Но это точно не может быть Олег, он для этого слишком нормальный. Ведь не может же?
Внутренний голос, судя по всему, устроил ей забастовку — молчал. В итоге Ника оглядывала помещение и развлекалась с собственной паникой, то загоняя ее в угол, то позволяя ей собой овладеть. Театр абсурда, не иначе. Вот только где загулял режиссер?
Словно в ответ на ее размышления послышались шаги. В мгновение ока Ника оказалась дверного проема, так, чтобы, когда хозяин откроет дверь, она оказалась за нею.
Ну что же, гостеприимный кукловод. Добро пожаловать. Встретим тебя и хлебом, и солью, и пинками, и железом.
Дверь скрипнула. Ника приготовилась. Вот он зашел, шагнул в перед.

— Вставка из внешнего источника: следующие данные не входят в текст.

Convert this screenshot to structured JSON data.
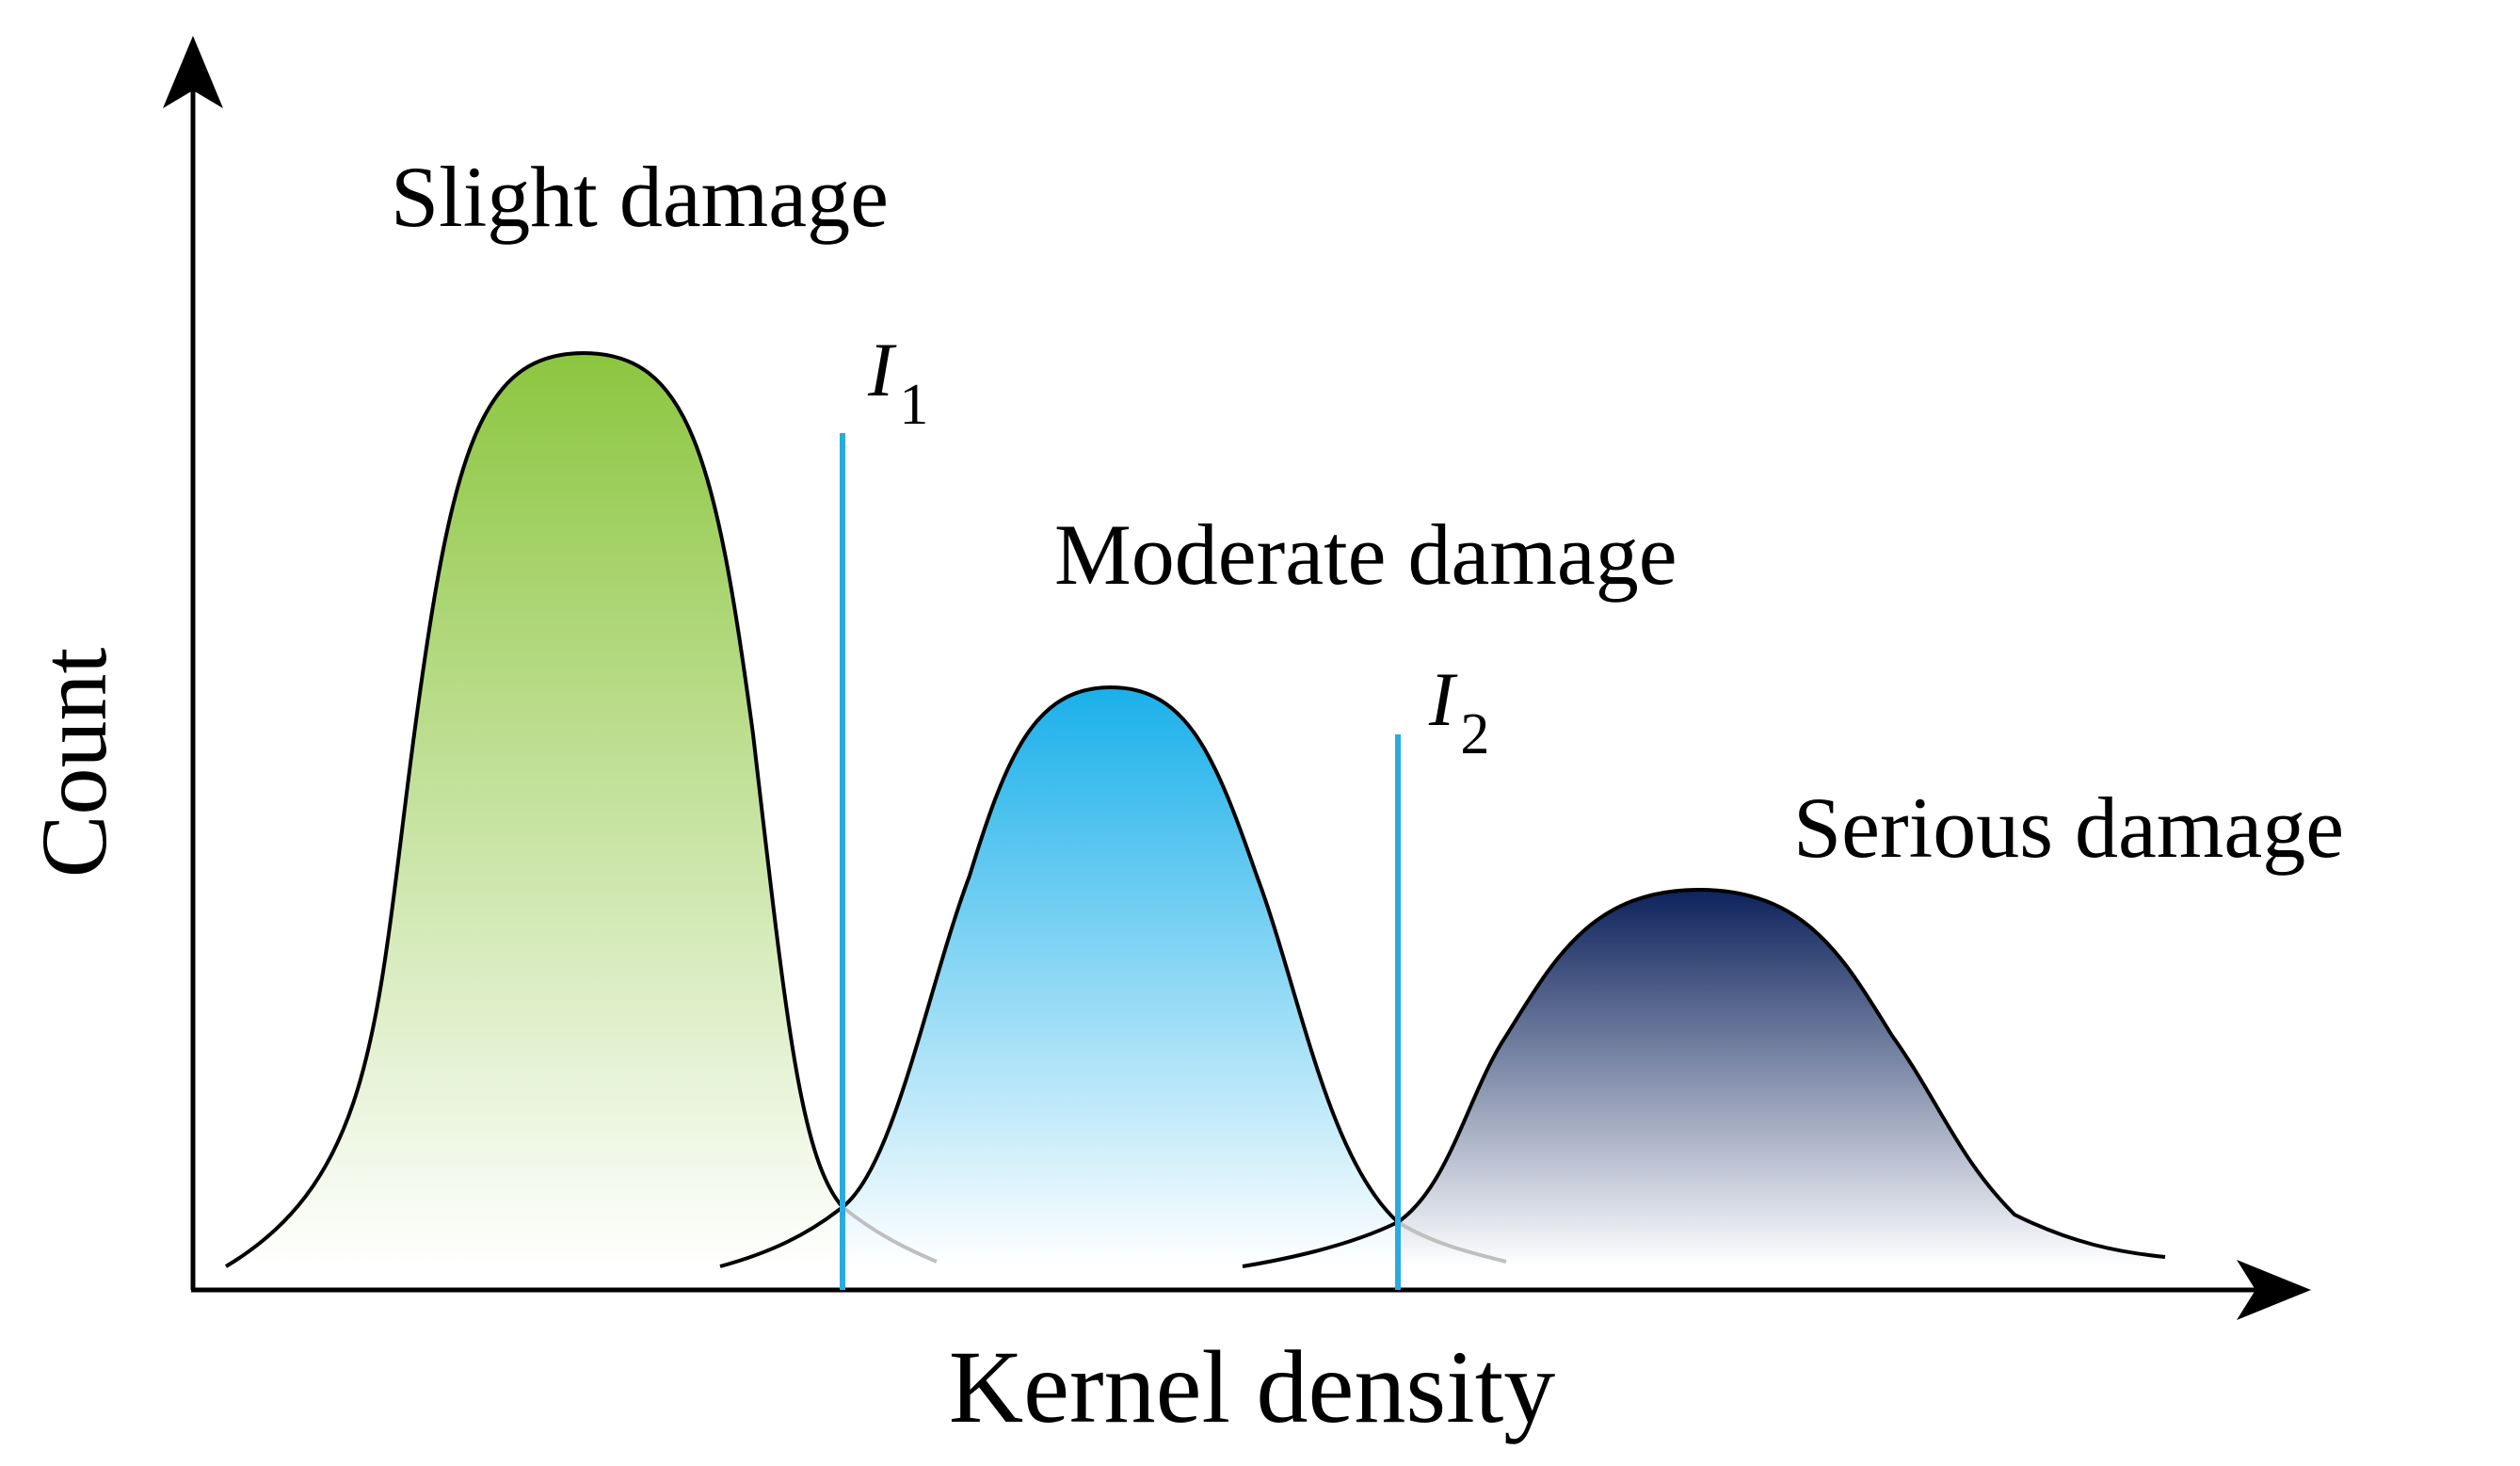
{
  "labels": {
    "y_axis": "Count",
    "x_axis": "Kernel density"
  },
  "distributions": [
    {
      "label": "Slight damage",
      "peak": 1.0,
      "color_top": "#8cc63f",
      "color_bottom": "#ffffff"
    },
    {
      "label": "Moderate damage",
      "peak": 0.64,
      "color_top": "#1ab0ea",
      "color_bottom": "#ffffff"
    },
    {
      "label": "Serious damage",
      "peak": 0.43,
      "color_top": "#0d235c",
      "color_bottom": "#ffffff"
    }
  ],
  "thresholds": [
    {
      "symbol": "I",
      "subscript": "1"
    },
    {
      "symbol": "I",
      "subscript": "2"
    }
  ],
  "colors": {
    "axis": "#000000",
    "threshold": "#29abe2",
    "tail": "#bfbfbf"
  }
}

— Ну что, куколка? Как тебе твоя новая шкатулка? — поинтересовался мужской голос. Что удивительно — в его голосе действительно слышалась забота, теплая, проникновенная. Забота, от которой пробирала дрожь по коже, а сердце ледяным панцирем сковывал ужас. Перед глазами Ники на мгновение возникли фотографии тех девочек, и она решительно шагнула вперед, обрушив на хозяина «кукольной шкатулке» тяжелую каменную глыбу. Не рассчитала. Мужчина оказался выше нее сантиметров на двадцать-двадцать пять, и удар пришелся не по темечку, лишь слегка задел плечо. Парень схватился за пострадавшую часть тела, а Ника, воспользовавшись его отвлеченностью рывком пробежала мимо него и устремилась к двери, которая оставалась открытой. Не успела. Холодные клещи его пальцев схватили ее за руку и толкнули вглубь комнаты с такой силой, что Ника, не удержав равновесия, ударилась о холодный бетонный пол. А парень хлопком захлопнул дверь и нарочито-медленным шагом направился к ней.
— Сбежать хотела, куколка? — вкрадчиво поинтересовался он. — Как нехорошо с твоей стороны.
Вроде бы обычные слова, он не угрожал, не держал в руках ни ножа, ни другого оружия. Но эти глаза — лед на грани безумия — пугали. И Ника медленно, не поднимаясь с пола, отползала все дальше от приближающего к ней парня. Она его не знала. Это был не Олег. Но в его облике было что-то знакомое, словно она его видела где-то совсем недавно. Эти глаза… Они горели лихорадочным огнем, тогда как должны быть потухшими, будто мертвыми, как девушки на его фотографиях…. Она определенно с ним встречалась.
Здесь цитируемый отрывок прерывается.